Based on the observed data, the Chi-Square test statistic is:
\[ \chi^2 \approx 3.71 \]
5.4 Task 4
With a Chi-Square statistic of \(\chi^2 \approx 3.71\) at a significance level of \(\alpha = 0.05\), the corresponding p-value is approximately:
\[ p \approx 0.16 \]
The p-value represents the probability of observing a Chi-Square statistic at least as extreme as the calculated value, assuming that the null hypothesis is true.
5.5 Task 5 - Interpretation
At the 5% significance level (\(\alpha = 0.05\)), the p-value is greater than the significance level:
\[ p = 0.16 > 0.05 \]
Therefore, the null hypothesis is not rejected.

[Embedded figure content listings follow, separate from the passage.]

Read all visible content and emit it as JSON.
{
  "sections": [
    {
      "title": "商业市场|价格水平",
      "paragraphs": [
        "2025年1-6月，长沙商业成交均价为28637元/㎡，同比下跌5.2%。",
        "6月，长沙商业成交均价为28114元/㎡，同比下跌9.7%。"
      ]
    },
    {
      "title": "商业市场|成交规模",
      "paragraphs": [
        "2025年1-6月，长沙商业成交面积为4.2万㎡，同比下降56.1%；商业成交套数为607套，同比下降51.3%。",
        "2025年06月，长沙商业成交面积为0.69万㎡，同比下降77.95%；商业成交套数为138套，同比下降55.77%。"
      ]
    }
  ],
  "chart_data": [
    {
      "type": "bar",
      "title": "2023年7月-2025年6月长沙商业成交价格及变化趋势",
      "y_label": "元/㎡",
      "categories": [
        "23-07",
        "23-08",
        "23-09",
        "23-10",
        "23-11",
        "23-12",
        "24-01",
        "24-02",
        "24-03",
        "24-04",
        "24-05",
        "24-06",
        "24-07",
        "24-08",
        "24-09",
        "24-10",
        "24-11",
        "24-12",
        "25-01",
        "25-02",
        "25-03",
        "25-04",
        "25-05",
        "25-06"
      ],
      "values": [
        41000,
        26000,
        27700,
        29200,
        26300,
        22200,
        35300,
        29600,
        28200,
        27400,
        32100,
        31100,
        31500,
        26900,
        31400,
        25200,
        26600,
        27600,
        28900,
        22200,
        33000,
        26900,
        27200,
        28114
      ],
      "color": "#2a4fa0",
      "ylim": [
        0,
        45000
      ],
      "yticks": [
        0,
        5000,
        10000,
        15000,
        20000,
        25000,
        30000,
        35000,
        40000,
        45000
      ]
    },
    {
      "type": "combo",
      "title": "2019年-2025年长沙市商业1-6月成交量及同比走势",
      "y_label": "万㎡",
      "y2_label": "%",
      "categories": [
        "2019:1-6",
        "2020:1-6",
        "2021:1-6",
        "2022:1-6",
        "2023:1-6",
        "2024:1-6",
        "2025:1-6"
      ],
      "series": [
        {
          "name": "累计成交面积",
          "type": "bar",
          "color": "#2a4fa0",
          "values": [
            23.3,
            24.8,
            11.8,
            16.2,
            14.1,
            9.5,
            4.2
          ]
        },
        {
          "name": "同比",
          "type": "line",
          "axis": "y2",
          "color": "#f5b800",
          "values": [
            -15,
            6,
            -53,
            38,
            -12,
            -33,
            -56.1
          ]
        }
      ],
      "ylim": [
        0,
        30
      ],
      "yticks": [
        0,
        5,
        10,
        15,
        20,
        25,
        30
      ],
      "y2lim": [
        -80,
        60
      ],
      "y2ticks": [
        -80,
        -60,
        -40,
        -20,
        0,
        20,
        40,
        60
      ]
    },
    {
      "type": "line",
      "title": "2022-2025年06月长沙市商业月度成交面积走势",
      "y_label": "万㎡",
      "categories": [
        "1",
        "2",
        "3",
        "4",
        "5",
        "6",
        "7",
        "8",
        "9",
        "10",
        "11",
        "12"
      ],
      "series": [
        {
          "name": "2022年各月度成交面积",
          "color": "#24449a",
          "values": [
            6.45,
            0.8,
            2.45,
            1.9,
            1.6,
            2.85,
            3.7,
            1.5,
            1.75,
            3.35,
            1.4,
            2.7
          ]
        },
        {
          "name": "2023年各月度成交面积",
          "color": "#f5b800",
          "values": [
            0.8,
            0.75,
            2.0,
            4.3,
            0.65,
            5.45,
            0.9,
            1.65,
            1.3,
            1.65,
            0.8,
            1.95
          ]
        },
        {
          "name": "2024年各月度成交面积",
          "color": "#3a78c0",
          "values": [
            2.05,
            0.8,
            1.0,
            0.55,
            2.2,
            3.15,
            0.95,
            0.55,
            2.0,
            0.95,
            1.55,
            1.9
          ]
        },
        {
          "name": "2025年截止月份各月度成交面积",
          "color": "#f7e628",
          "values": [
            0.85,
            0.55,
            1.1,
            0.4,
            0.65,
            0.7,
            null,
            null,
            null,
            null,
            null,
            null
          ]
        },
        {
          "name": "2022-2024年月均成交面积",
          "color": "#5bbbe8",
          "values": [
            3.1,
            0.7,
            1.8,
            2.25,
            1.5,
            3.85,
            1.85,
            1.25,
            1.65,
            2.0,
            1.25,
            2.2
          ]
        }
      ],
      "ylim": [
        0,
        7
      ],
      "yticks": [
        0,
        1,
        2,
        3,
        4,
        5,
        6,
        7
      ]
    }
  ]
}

This result indicates that there is insufficient statistical evidence to conclude that payment method preference is associated with device type.
6 Case Study 5
This case study discusses the concepts of Type I and Type II errors in the context of statistical hypothesis testing and decision-making.
6.1 Task 1
A Type I error occurs when the null hypothesis is rejected even though it is actually true. In this context, a Type I error would mean concluding that a change or effect exists when, in reality, there is no true effect.
6.2 Task 2
A Type II error occurs when the null hypothesis is not rejected even though it is false. In this context, a Type II error would mean failing to detect a real effect or improvement that actually exists.
6.3 Task 3
From a business perspective, a Type II error is often more costly because it results in missed opportunities, such as failing to implement a change that could improve performance or revenue. However, the relative cost depends on the specific business context and risk tolerance.
6.4 Task 4
An increase in sample size reduces the probability of committing a Type II error. Larger samples provide more information and increase the ability of a statistical test to detect a true effect when it exists.
6.5 Task 5 - Explanation
The significance level \(\alpha\) represents the probability of a Type I error, while \(\beta\) represents the probability of a Type II error. Statistical power is defined as \(1 - \beta\) and represents the probability of correctly rejecting a false null hypothesis. Reducing \(\alpha\) generally increases \(\beta\), while increasing sample size can reduce \(\beta\) without increasing \(\alpha\), thereby improving statistical power.
7 Case Study 6
This case study evaluates the performance of a churn prediction model using hypothesis testing and p-value interpretation.
7.1 Task 1
The p-value represents the probability of observing a test statistic at least as extreme as the calculated value, assuming that the null hypothesis is true. In this case, a p-value of 0.021 indicates that there is a 2.1% chance of obtaining such results if the churn prediction model has no real effect.
7.2 Task 2
At a significance level of \(\alpha = 0.05\), the p-value is compared to the significance level:
\[ p = 0.021 < 0.05 \]
Therefore, the null hypothesis is rejected.
7.3 Task 3
The results suggest that the churn prediction model shows a statistically significant improvement and is unlikely to be performing well due to random chance alone. This means the model provides meaningful value in identifying customer churn.
7.4 Task 4
If the sample used to evaluate the model is not representative of the overall customer population, the results may be biased. This could lead to overestimating the effectiveness of the churn prediction model and making decisions that do not generalize well to real-world customers.
7.5 Task 5 - Explanation
The p-value indicates statistical significance but does not provide information about the magnitude of the effect. A small p-value can occur even when the actual improvement is small, especially with large sample sizes. Effect size metrics are required to assess how meaningful or impactful the model improvement truly is.